ENISA - Securing the EU’s Finance Sector: Prospects and Priorities from the NIS perspective
January 2015 by ENISA
ENISA has published its latest research on Network and Information Security (NIS) for the EU’s Finance Sector, with information on the regulatory landscape and Industry priorities, at a strategic and governance level.
The research aims at understanding and comparing the obligations relevant to Information Security within the finance sector in most of the EU28 Member States; to compare them with the Industry’s prospects; and to draw a clear vision of important priorities for the future.
In addition, the study aims to understand the differences between the objectives of regulations and the priorities in the industry and reveals the different approaches in the EU28 Member States relating to NIS supervision.

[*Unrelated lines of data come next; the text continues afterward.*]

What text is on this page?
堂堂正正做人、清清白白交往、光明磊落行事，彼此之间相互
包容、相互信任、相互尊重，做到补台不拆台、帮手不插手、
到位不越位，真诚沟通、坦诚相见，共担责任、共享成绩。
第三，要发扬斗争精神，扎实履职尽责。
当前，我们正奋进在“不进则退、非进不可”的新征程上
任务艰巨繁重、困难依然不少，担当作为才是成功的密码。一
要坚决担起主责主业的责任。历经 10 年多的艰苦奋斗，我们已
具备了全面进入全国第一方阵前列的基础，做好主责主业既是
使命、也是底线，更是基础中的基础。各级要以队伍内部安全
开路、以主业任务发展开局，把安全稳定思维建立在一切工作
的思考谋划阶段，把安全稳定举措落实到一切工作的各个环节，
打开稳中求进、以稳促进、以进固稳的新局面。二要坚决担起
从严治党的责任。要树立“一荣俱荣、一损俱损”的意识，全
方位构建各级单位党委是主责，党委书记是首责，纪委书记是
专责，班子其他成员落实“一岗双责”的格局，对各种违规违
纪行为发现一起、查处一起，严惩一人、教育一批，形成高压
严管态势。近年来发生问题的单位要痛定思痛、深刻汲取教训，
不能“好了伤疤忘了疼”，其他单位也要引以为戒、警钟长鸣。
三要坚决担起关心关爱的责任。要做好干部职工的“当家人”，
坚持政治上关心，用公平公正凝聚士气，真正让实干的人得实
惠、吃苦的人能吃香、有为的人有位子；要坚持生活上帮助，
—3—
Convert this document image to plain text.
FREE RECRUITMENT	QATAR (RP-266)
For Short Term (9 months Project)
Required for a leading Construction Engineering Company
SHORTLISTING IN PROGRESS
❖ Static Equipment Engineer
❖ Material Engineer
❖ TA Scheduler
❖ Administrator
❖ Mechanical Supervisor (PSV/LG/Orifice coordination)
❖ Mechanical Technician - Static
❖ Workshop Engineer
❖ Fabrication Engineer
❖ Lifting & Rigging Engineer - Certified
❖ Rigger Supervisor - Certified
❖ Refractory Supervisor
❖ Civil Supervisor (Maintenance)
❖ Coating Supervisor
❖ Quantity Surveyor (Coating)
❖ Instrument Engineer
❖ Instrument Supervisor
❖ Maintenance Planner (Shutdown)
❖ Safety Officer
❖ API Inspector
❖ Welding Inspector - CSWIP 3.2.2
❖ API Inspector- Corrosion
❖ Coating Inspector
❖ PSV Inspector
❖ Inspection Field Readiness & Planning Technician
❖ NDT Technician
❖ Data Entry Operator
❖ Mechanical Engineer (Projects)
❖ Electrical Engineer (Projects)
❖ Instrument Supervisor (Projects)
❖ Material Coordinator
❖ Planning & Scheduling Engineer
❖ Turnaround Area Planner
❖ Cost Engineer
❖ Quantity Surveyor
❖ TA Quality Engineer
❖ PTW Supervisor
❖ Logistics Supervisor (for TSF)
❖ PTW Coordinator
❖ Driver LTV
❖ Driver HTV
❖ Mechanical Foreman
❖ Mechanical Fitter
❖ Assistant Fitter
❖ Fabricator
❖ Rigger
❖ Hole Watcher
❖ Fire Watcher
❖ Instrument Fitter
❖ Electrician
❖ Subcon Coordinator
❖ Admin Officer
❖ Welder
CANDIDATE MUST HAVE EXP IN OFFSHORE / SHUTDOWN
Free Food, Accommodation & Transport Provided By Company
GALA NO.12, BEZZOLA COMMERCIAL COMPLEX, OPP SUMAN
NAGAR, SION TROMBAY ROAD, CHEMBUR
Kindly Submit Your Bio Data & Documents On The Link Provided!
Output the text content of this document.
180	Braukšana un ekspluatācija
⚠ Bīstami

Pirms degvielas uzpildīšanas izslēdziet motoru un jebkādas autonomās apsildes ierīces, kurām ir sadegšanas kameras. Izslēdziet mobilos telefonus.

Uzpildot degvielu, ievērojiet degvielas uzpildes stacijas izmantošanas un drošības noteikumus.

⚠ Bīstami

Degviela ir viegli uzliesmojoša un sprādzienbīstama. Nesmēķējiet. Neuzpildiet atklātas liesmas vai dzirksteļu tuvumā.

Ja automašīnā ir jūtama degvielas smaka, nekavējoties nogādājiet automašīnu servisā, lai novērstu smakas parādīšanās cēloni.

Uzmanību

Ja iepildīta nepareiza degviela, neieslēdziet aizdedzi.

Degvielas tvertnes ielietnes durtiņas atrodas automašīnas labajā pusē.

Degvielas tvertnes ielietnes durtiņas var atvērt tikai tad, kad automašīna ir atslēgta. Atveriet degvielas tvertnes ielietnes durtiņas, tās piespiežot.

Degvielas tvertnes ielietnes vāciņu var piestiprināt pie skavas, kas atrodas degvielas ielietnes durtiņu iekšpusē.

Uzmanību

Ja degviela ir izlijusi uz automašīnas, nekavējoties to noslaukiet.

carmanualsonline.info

The work is based on a stock taking approach including:
1. Identification of national NIS requirements;
2. Interviews with national financial supervisory authorities, European authorities and Industry representatives.
The report reveals several desirable objectives:
the convergence of supervision practices on NIS matters,
the need for clear definitions of guidelines for both compliance and good practices,
the need to improve proactive cooperation on NIS challenges.
The study shows that large international banking groups demonstrate a good understanding of the Risk Landscape and the available Security schemes. Many banks have introduced enhanced good practices especially in the area of IT governance, while medium-sized stakeholders demonstrate limited top management involvement and capacity to be certified against current international standards, and a de-prioritisation of security investments. Differences as such are to be expected. The aim is to understand where such prospects could actually impair financial resilience altogether.
ENISA’s Executive Director, Udo Helmbrecht commented: “Securing cyberspace and e-communications has become both a governmental and an Industry priority worldwide. The growing relevance of information and communication technologies in the essential functions of the economy has reinforced the necessity of prevention and protection measures in all sectors, naturally including the finance sector. ENISA will continue to contribute in improving information security baselines and supporting cooperation initiatives in the finance sector through its expertise. By supporting the ECB and European Finance sector’s Authorities in organising stress tests, enabling secure usage of Cloud-based services and developing a guidebook on pan-European security measures”.
The report is primarily intended for CISOs/CIOs/CTOs of the Finance sector, NIS Experts in National Financial Supervisory Authorities, NIS Experts in the ESFS (EBA, ESMA, EIOPA), and Professional Associations. A number of recommendations are proposed with regards to the future of NIS in the Finance sector, along with high-level background information related to the specifics of the European Finance System.